僕が学校に行ってみた一番の感想は「学校は良いところだ」です。
たくさんの子どもたちが生活を紡いでいて、彼らの成長を願っている大人たちが一生懸命に働いている。
一見つまらなく感じるかもしれないような、小さなこと一つひとつを大人と子どもがお互いの視点から悩み、より良い人生になることを願っている。
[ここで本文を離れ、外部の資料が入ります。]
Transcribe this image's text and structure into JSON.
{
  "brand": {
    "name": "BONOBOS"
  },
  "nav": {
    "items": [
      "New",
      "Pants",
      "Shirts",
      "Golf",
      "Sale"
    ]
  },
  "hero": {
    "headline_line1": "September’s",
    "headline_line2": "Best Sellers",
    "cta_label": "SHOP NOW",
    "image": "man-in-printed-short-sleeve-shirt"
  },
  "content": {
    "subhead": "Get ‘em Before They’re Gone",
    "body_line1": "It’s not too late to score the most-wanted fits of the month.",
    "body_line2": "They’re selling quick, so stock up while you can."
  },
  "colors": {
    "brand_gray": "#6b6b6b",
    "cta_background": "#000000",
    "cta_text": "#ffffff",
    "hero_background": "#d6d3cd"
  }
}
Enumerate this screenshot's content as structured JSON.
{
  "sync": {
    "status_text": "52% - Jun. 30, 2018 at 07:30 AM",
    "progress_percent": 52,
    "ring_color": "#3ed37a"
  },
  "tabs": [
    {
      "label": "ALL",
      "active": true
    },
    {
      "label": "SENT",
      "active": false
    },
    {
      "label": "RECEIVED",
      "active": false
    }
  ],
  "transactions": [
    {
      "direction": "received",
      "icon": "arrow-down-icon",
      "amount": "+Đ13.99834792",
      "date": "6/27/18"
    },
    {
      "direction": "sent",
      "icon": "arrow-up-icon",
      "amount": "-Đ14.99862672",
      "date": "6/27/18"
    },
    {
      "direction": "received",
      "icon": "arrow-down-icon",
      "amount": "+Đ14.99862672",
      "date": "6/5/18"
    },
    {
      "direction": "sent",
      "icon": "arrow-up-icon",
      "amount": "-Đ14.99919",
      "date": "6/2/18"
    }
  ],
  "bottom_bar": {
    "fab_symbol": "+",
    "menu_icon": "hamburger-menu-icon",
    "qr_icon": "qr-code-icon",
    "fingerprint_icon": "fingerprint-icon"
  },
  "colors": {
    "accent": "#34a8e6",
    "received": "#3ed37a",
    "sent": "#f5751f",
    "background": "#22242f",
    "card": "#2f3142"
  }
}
こういう「素敵な祈り」がある場所に、もっと触れていたいなと感じました。
学校の「中の人」になりたい
そんなエピソードもあり、僕は学校の「中の人」になる方法はないかと考えました。
そうやって悶々としていたある日、友達のスクールカウンセラーから「精神科医はスクールカウンセラー採用試験の受験資格あるよ」という話を聞きました。なぜ採用対象に医師が入っているのかは謎でしたが、一も二もなく採用試験に申し込み、無事に東京都教育委員会に採用されました。
中の人になってみて思うのは、やはり現場を知らずにコメントをしても実効的ではないということ。
そとからの「こうあるべき」と学校現場がマッチしないことはしばしばありますし、全体の流れの中でしか分からないこともあります。
定期的に見ているからこそ分かることや、先生たちの考え方、思い、できることとできないこと。
教育行政のカタさや、一方でどういう方法ならその難しさをクリアできるのかなど、新しい学びがたくさんあります。
(詳しくは次回以降で触れられればと思います)
また、実際に働いてみると学校現場は楽しく、生き生きとしたものだと感じています。
(ただ、子どもたちのエネルギーを浴びてものすごく疲れますが…笑)
※厳密にはスクールカウンセラーは「学校の中の人」ではない立ち位置なのですが、僕的には「中の人=学校で定期的に働いてる人」でいいかな、という整理です。
とにかく学校はいい!
しつこいようですが、学校というのは本当に素敵な場所です。たくさんの大人が、たくさんの子どもの成長と幸せを願っています。
(保護者の方によってはそうは思えないこともあると思いますが、基本的には学校関係者は善良で前向きな方が圧倒的に多いと思います)
そういう場に身を置くことによって、また僕自身も子どもたちの未来に思いを馳せられる。誰かの暮らしの中で働くと、こういう楽しみがあるのだなと感じています。